Его глаза сияли, и, прижав руку к сердцу, он поклонился воображаемой рукоплещущей толпе.
– Вас следует поздравить, – заметил я, весьма удивленный его безудержным энтузиазмом.
– В прошлом году во Франкфурте расследовали дело фон Бишхоффа. Если бы мой анализ был уже принят на вооружение, преступника непременно повесили бы. А еще было дело о доме Брэдфорда, делá пресловутого Мюллера, Лефевра из Монпелье, Сэмсона из Нового Орлеана.

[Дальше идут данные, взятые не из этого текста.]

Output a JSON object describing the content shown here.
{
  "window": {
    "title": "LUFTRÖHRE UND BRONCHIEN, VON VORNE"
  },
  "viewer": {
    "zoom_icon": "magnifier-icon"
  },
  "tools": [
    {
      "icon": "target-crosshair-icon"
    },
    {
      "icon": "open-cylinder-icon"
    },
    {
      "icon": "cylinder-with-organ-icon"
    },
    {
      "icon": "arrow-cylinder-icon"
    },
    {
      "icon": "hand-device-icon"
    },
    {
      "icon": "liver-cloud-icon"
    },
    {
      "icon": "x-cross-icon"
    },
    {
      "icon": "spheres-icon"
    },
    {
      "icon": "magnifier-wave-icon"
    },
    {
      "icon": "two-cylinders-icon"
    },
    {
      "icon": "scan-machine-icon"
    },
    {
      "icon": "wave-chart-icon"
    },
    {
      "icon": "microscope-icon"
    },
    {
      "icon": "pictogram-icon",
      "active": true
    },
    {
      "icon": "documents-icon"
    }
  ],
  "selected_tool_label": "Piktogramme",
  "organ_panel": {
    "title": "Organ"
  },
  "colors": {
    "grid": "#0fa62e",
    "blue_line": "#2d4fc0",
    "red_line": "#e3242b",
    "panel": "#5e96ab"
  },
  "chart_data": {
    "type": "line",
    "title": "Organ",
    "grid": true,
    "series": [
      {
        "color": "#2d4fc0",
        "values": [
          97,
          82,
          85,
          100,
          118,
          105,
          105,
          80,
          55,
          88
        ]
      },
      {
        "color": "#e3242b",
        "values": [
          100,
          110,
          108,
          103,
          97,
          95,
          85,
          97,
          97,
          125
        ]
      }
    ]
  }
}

Я могу назвать десятки дел, в расследовании которых мой анализ сыграл бы решающую роль.
– Вы просто ходячая энциклопедия преступлений, – рассмеялся Стэмфорд. – Вам впору основать соответствующую газету. Назовите ее «Полицейские новости из прошлого».
– И уверяю вас, это было бы весьма увлекательное чтение, – заметил Шерлок Холмс, заклеивая прокол на пальце пластырем. – Нужно быть осторожным, – объяснил он, обернувшись ко мне с улыбкой, – я много вожусь с ядами. – Он вытянул руку, и я заметил, что она вся была покрыта кусочками пластыря и во многих местах обесцвечена сильными кислотами.
– А мы пришли по делу, – сказал Стэмфорд, усаживаясь на высокий трехногий стул и ступней подталкивая мне другой такой же. – Вот этот мой друг хочет снять берлогу, а поскольку вы жаловались, что не можете найти напарника, чтобы оплачивать квартиру пополам, я подумал, что неплохо бы свести вас вместе.
Шерлока Холмса, похоже, идея разделить со мной жилье восхитила.
– Я приглядел квартиру на Бейкер-стрит, – сказал он, – которая могла бы нам идеально подойти. Надеюсь, вы ничего не имеете против запаха крепкого табака?
– Я сам всегда курил матросскую махорку, – ответил я.
– Прекрасно. Еще у меня повсюду стоят химикаты, и я время от времени провожу опыты. Это не будет вам мешать?
– Ни в коей мере.
– Так, дайте подумать – какие еще у меня есть недостатки. Порой на меня нападает хандра, и я могу неделями не открывать рта. Когда такое случается, вы не должны думать, что я дуюсь. Просто оставьте меня в покое, и я скоро приду в норму. А вам есть в чем признаться? Если двое мужчин собираются жить вместе, худшее друг о друге им лучше знать заранее.